The Christian’s Gain at Death
For to me to live is Christ, and to die is gain (Philippians 1:21)
Strange way to talk is it not—“death is gain”? One could be offended by this seemingly cavalier statement. It is inappropriate in light of the awful reality of death. Death—it is loss, separation, the end, a step into the unknown. But for the follower of Christ, baptized in his name, a participant and member of his church, death is gain.
To be sure, others have view death as gain. The ancients viewed death as the spirit’s release from the prison of the body into a spiritual realm. But that is not what Paul is talking about here. More commonly death is a gain because it ends the painful suffering one is going through, especially when the body and mind are failing. But for Paul death is gain even when it happens in the prime of one’s life. It not so much about release from a prison or from a painful disease; it is about what one gains.
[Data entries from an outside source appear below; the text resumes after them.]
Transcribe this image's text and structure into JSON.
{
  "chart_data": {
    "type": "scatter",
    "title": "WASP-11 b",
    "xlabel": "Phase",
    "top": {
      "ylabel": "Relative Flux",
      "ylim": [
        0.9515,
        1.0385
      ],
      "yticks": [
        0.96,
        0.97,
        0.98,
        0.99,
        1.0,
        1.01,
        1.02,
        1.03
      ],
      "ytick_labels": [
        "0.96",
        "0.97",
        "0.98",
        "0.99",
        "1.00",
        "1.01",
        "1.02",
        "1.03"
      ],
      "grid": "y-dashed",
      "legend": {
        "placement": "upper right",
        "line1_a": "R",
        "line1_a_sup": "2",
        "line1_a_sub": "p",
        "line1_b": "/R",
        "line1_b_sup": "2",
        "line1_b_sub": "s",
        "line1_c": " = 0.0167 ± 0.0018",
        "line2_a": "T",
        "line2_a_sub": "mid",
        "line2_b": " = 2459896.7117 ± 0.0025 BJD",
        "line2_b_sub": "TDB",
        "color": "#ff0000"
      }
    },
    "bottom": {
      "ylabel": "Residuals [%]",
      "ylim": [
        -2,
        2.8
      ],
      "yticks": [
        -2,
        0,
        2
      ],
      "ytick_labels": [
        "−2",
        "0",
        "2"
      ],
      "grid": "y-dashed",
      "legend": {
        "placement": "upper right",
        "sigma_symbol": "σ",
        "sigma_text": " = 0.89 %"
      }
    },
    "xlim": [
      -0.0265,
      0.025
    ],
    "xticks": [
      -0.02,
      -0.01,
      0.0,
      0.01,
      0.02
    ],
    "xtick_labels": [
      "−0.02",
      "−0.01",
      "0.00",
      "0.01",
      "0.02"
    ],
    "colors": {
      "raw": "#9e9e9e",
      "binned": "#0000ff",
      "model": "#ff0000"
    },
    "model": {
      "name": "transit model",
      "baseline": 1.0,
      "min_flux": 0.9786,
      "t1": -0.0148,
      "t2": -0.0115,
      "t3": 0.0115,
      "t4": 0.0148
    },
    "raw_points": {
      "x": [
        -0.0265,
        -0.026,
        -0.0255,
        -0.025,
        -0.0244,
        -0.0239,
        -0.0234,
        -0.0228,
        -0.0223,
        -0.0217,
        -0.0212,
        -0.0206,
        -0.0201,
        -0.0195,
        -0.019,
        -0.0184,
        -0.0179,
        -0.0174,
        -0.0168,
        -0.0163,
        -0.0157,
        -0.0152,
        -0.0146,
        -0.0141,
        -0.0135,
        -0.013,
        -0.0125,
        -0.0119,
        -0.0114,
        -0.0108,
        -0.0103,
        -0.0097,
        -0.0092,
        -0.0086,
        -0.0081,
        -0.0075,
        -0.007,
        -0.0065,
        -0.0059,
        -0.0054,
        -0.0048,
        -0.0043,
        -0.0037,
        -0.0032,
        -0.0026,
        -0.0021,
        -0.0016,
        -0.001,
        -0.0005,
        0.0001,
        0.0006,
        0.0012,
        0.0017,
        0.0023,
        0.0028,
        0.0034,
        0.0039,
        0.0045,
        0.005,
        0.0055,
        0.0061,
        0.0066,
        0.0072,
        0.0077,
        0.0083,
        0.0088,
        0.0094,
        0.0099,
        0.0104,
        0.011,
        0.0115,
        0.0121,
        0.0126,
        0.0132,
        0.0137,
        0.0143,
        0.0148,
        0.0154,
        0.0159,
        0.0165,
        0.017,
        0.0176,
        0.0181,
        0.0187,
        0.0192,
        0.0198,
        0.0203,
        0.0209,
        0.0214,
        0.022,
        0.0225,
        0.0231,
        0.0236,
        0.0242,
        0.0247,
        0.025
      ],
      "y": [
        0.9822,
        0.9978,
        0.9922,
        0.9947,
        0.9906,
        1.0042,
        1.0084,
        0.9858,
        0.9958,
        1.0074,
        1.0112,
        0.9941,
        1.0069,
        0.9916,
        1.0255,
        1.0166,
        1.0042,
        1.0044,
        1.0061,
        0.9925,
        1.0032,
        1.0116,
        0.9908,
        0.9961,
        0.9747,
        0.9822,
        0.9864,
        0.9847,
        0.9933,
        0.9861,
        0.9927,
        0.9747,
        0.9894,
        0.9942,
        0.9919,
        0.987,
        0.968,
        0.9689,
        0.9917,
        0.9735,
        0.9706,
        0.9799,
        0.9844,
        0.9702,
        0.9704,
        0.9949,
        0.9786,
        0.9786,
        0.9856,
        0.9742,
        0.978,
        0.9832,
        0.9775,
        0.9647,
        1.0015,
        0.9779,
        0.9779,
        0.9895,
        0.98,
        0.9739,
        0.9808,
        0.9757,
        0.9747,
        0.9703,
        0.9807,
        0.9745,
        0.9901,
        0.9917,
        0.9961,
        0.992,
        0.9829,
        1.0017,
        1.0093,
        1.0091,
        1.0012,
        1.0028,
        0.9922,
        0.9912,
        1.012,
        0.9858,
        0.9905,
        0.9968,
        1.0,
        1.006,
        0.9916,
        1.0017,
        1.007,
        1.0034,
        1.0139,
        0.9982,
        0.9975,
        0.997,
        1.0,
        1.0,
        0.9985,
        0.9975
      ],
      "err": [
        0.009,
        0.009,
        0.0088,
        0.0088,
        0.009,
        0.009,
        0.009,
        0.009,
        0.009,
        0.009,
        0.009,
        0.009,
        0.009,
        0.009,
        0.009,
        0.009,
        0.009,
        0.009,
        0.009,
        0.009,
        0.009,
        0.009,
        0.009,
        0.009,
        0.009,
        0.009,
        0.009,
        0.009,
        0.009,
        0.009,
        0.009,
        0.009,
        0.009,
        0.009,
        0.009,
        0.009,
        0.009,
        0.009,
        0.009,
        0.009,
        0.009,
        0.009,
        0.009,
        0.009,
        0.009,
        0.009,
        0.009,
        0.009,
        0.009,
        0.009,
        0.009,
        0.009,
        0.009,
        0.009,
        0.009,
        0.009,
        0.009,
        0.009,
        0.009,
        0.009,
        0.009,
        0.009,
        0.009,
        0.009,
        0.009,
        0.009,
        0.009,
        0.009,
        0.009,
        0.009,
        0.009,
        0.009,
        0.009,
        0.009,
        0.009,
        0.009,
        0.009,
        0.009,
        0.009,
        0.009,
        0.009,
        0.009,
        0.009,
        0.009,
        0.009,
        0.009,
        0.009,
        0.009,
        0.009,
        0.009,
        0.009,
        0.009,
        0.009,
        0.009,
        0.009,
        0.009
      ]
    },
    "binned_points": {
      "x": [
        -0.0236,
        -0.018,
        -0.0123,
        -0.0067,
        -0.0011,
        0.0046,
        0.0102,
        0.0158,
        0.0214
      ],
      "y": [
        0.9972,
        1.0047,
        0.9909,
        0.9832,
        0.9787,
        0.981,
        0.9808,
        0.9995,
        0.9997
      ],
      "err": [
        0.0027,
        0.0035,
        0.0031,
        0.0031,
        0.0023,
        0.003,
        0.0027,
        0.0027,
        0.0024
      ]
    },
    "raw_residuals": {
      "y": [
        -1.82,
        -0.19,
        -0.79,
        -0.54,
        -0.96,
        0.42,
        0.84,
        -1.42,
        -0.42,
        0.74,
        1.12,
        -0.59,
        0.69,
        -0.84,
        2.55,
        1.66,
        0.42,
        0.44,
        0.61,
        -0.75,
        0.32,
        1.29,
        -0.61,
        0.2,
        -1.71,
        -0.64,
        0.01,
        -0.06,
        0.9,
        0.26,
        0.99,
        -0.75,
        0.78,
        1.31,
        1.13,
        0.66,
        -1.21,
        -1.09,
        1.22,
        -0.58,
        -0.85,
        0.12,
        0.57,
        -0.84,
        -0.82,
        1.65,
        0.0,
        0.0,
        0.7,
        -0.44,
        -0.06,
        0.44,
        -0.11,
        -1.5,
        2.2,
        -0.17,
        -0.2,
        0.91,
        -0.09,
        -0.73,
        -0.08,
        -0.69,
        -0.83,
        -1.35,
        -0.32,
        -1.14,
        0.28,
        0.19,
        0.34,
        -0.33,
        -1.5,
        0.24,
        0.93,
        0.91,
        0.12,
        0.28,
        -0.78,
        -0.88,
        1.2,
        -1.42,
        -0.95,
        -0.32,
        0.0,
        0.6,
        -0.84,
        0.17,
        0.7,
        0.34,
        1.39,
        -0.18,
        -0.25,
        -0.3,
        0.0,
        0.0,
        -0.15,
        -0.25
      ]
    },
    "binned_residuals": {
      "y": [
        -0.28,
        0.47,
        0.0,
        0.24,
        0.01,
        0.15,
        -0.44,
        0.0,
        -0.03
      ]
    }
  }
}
But even here false conceptions can loom in our minds. For instance, there is the sentimental statement “He is in a better place” referring to a vague amorphous heaven. While a little closer to the truth, it is not enough to capture what Paul has in mind. The one united to Christ by faith gains Christ.
But what does it mean to go be with the Lord? Here are a few thoughts.
At death the believer has gained sight of the Lord
“We shall see him as he is” (1 John 3:2). It is not merely that we will know him more as the result of further study, nor merely gain clearer ideas of what he is like. But see him. On earth, the believer sees Christ by faith, from a distance, dimly and partially. But in heaven he will see Him fully, clearly, and closely. The believer here knows by faith that Christ is the radiance of the glory of God (Hebrews 1:3). But there he beholds Christ’s radiance in full splendor and beaming bright whiteness (Matt. 17:1-8).
One thing I have desired of the LORD, That will I seek: That I may dwell in the house of the LORD All the days of my life, To behold the beauty of the LORD, And to inquire in His temple (Psalm 27:4).
In death the believers gains the presence of the Lord
We all aware of the joy and happiness we feel when family and friends are present. This is just a hint at the joy of being in the presence of the Lord. You will show me the path of life; In Your presence is fullness of joy; At Your right hand are pleasures forevermore.
Sin has brought estrangement between God and men. But through Jesus’s sacrifice on the Cross, his people are forgiven and cleansed, so that they may have the full presence of God restored to them. When a believer dies he or she goes to be with the Lord in his holy glorious joyful physical presence. God will once again walk with man (Gen. 3:8).
Paul says “To be absent from the body is to be present with Christ.”
At Death the believer gains eternal life
The believer begins to know eternal life in his life with Christ while here, but will know it vividly and poignantly then. This means that he will know God in Christ. For Jesus portrays eternal life as knowing God And this is eternal life, that they may know You, the only true God, and Jesus Christ whom You have sent (John 17:3). Whether we realize it or not eternal knowing God is the deepest yearning of the human heart. Sin distorts this yearning so that we exchange the glory of God for a lie. But regeneration reverses this. We now see that Christ is fairer and sweeter and more joyful and more satisfying than all the pleasures and joys of this world. Indeed, Paul speaks of the surpassing excellence of knowing Christ my Lord.
The Christian is a person whose thoughts and desires have been reoriented to God in Christ. We have put of faith in him. We love and obey him. We pray for his kingdom and love his church and teach our children his words. He is our all in all. So when he finally bring us to death’s door, we know this–we will go to be with Christ, a scenario, Paul says, that is better by far.